In the 1994 movie "The Last Seduction," a femme fatale coaxes her lover into killing her husband for money. Prosecutors say a beautiful stripper obsessed with the film followed the script to its murderous end.

Mechele Linehan, 34, is on trial on charges she masterminded the decade-old slaying of her fiance in hopes of collecting $1 million in insurance.

Life and art were so similar, prosecutors say, that they even sought, unsuccessfully, to have the movie shown to the jury.

It is a case of sex, greed and manipulation that has transfixed the Pacific Northwest, from Alaska to Washington state, where Linehan had made a new life for herself as a college graduate, doctor's wife and suburban soccer mom before cold-case investigators came calling.

Linehan — then known as Mechele Hughes — was one of the top girls at a strip club called the Great Alaska Bush Co. in 1996. A former co-worker said she was so sexy, she did not have to dance to earn big tips; men would pay just to talk to her.

Prosecutors say that is where the blonde borrowed the plot of "The Last Seduction" and had her fiance, 36-year-old fisherman Kent Leppink, killed.

"If it was not for Mechele Linehan, Kent Leppink would be alive today because she set the stage and at least wrote the ending," prosecutor Pat Gullufsen told the jury in his opening statement. "All she needed was someone to do the dirty work ... someone to pull the trigger."

That person, the prosecutor said, was John Carlin III, another fiance of Linehan's. Carlin was convicted in April of murdering Leppink.

Leppink's body was found by utility workers on the ground near a lonely trail in Hope, more than an hour's drive from Anchorage. He had been shot three times with a .44 Magnum. Prosecutors say Linehan and Carlin had lured him to the desolate mining community by fabricating a series of e-mails that Leppink found, saying Linehan was holed up in a cabin. The cabin did not exist.

According to prosecutors, Linehan wanted the proceeds from Leppink's life insurance policy. But what she did not know was that Leppink suspected evil afoot and changed the beneficiary to his parents days before he was murdered.

And in yet another film-noir twist, he sent a letter to his parents to be opened if something "fishy" happened to him. "Since you're reading this, you assume that I'm dead," he wrote, and then named Linehan, Carlin and another man who hoped to marry Linehan as possible suspects.

"Make sure she is prosecuted," he wrote.

Still, prosecutors did not have the evidence to make an arrest at the time. Linehan left stripping, and over the next decade she married a doctor, graduated from Saint Martin's University with a degree in psychology, had a daughter, and worked for a time as an administrative assistant at the Washington State Executive Ethics Board, which guards against ethical misconduct by state employees. She was living in Olympia, Washington, when she was arrested.

The Alaska State Troopers cold-case unit got a break in 2005 when they interviewed Carlin's son, who was underage in 1996 and was not allowed by his father to be interviewed. As an adult, he gave investigators enough damning testimony to bring charges against his father and Linehan last year.

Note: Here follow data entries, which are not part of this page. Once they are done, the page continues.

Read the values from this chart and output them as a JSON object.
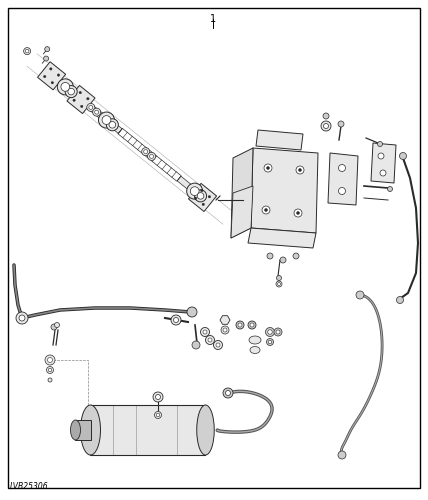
{
  "background_color": "#ffffff",
  "border_color": "#000000",
  "line_color": "#2a2a2a",
  "part_number": "1",
  "diagram_code": "LVB25306",
  "fig_width": 4.28,
  "fig_height": 5.0,
  "dpi": 100
}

He told them that he saw his father using bleach to wash out a handgun in a bathroom sink and that Linehan watched.

At the trial, which is likely to end next week, Linehan's blond hair is now glossy black, offset by porcelain skin and striking blue eyes. She has complained to photographers that her smiles look like smirks in their pictures.

"The Last Seduction" is a modern-day film noir in which a ruthless beauty — played by the sultry, raven-haired actress Linda Fiorentino — uses her sexual wiles to manipulate others.

A former stripper, Lora Aspiotis, testified that she watched the movie with Linehan and that Linehan admired the tough-talking Fiorentino character.

"She told me that the character was her heroine and that she wanted to be just like her," Aspiotis said.

("Isn't it unbelievable? I'm a little shaken up by it," Fiorentino recently told the New York Post.)

Gullufsen, the prosecutor, said: "The seed is planted. There is someone she admires, wants to be like and the wheels start turning; she can apply that plan to her circumstances."

In the movie, the femme fatale gets away with murder, while her boyfriend gets convicted. Gullufsen said Linehan tried to write the same ending for herself, and he asked that the jury be allowed to watch the movie.

But Judge Philip Volland said he didn't see enough similarities between the movie and the real-life murder, noting, for example, that there was no evidence that Linehan had sex with Leppink. The judge also said the movie could be too disturbing to the jurors.

Linehan's lawyers maintain Carlin acted alone. They say he killed Leppink because he believed Leppink was stalking Linehan and because he was depressed that she loved a third man.

But another tawdry motive in the sensational trial also has been suggested: One defense attorney said the evidence will show that Leppink was bisexual or homosexual and had made advances toward Carlin's 16-year-old son.